В пакете, упавшем на подоконник будки (бум), были ботинки. Мужские ботинки, новые, с вложенным в правый ботинок чеком, фирма «LLoyd», размер сорок шестой. Вне всякого сомнения, ботинки были для меня. Подарок. Ему ботинки малы или велики, а консьерж пусть носит на здоровье, — благотворительность. Ну… спасибо. Вечером (придет же он когда-нибудь домой) ботинки верну под предлогом «размер не подошел, маловаты».
А вот еще одно мое «другое общение»: мама с сыном. Как и Господин в пальто, остановились у будки: может быть, жильцы привыкли совать консьержу в будку косточки, лакомства?.. Но нет, мама с сыном остановились познакомиться.
Мама очаровательная: крепкая ширококостная блондинка, излучающая такое спокойствие и доброжелательность, что хочется к ней удочериться; кажется, что побудешь ее дочкой хотя бы полчаса, и за полчаса она решит все твои проблемы.
— Если вы выйдете из будки, то я на вас посмотрю, — сказал мальчик, и мать одернула его «Матвей!»
Матвей похож на маму, они как матрешки из одного комплекта — крепкие, яркие.
— Простите, ему в школьном театре нужно сыграть э-э-э… пожилую даму.
— Старуху, — уточнил мальчик. — Я играю старуху в пьесе про Хармса. Я там падаю из окна.
Я поправила (не терплю неграмотности):
— В пьесе по Хармсу или по произведениям Хармса.

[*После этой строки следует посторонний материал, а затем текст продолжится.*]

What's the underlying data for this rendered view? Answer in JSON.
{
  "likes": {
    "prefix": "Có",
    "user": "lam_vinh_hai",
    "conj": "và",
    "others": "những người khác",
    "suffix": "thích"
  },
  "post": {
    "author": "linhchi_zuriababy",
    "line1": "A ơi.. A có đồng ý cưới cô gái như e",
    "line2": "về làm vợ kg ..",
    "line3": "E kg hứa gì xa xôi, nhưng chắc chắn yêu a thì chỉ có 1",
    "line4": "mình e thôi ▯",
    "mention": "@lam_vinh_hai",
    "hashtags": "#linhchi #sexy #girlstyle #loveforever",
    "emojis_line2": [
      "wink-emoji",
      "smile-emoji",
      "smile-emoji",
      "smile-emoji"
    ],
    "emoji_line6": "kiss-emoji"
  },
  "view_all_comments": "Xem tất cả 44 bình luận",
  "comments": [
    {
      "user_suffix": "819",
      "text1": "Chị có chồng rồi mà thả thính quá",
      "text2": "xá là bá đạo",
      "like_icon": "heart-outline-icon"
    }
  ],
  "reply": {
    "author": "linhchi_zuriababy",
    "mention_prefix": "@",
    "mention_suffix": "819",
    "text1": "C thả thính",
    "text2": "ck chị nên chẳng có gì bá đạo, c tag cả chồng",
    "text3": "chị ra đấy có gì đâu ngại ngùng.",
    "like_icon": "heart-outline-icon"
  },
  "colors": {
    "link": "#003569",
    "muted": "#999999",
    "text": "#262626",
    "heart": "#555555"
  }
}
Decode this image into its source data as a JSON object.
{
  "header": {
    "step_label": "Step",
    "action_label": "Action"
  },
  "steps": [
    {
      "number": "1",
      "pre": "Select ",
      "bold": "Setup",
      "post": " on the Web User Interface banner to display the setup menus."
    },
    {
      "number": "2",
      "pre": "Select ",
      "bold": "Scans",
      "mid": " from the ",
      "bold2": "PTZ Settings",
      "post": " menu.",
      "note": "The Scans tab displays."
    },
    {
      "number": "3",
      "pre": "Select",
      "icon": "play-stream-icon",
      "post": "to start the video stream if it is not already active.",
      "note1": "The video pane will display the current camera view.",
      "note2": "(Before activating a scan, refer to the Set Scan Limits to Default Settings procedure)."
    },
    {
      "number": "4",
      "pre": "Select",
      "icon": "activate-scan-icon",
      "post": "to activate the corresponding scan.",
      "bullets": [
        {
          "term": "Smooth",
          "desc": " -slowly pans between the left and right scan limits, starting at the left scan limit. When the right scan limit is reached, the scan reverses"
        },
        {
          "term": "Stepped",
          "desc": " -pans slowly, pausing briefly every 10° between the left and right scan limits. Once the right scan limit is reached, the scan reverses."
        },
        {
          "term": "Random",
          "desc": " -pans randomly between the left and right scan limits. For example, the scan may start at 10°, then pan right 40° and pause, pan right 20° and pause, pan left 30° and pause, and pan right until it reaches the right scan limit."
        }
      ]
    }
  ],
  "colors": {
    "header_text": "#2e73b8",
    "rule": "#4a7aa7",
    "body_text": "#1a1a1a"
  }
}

Мама не обиделась, а кротко пояснила:
— Это именно пьеса о Хармсе, о жизни Хармса, но, конечно, в пьесе его стихи и проза… Матвей играет одну из шести вываливающихся старух.
— Я-то считаю, старуха всегда горбится и шаркает ногами. Но наш режиссер сказал, что это будет выглядеть пародией и чтобы я подумал и создал образ.
— Режиссеру шестнадцать лет, — заметила мама.
— Можете выйти из будки, чтобы я создал образ? — попросил мальчик.
Я вышла из будки и спросила:
— Матвей, когда, по-вашему, человека можно считать старым?
— В тридцать лет… Ух ты, вы в шляпе! У вас шляпа — кр-расота! И туфли — кр-расота, как у клоуна! Вы не старая, вы смешная… красивая… А вы кто были? Актриса, клоун?
Почему «была»?.. Я тоже в его возрасте считала, что старость наступает в тридцать лет, но теперь, когда мне уже исполнилось пятьдесят три, считаю, что в восемьдесят восемь. Туфли «Sergio Rossi» очень красивые, голубые с красным лакированным мысом, под цвет «мерседеса».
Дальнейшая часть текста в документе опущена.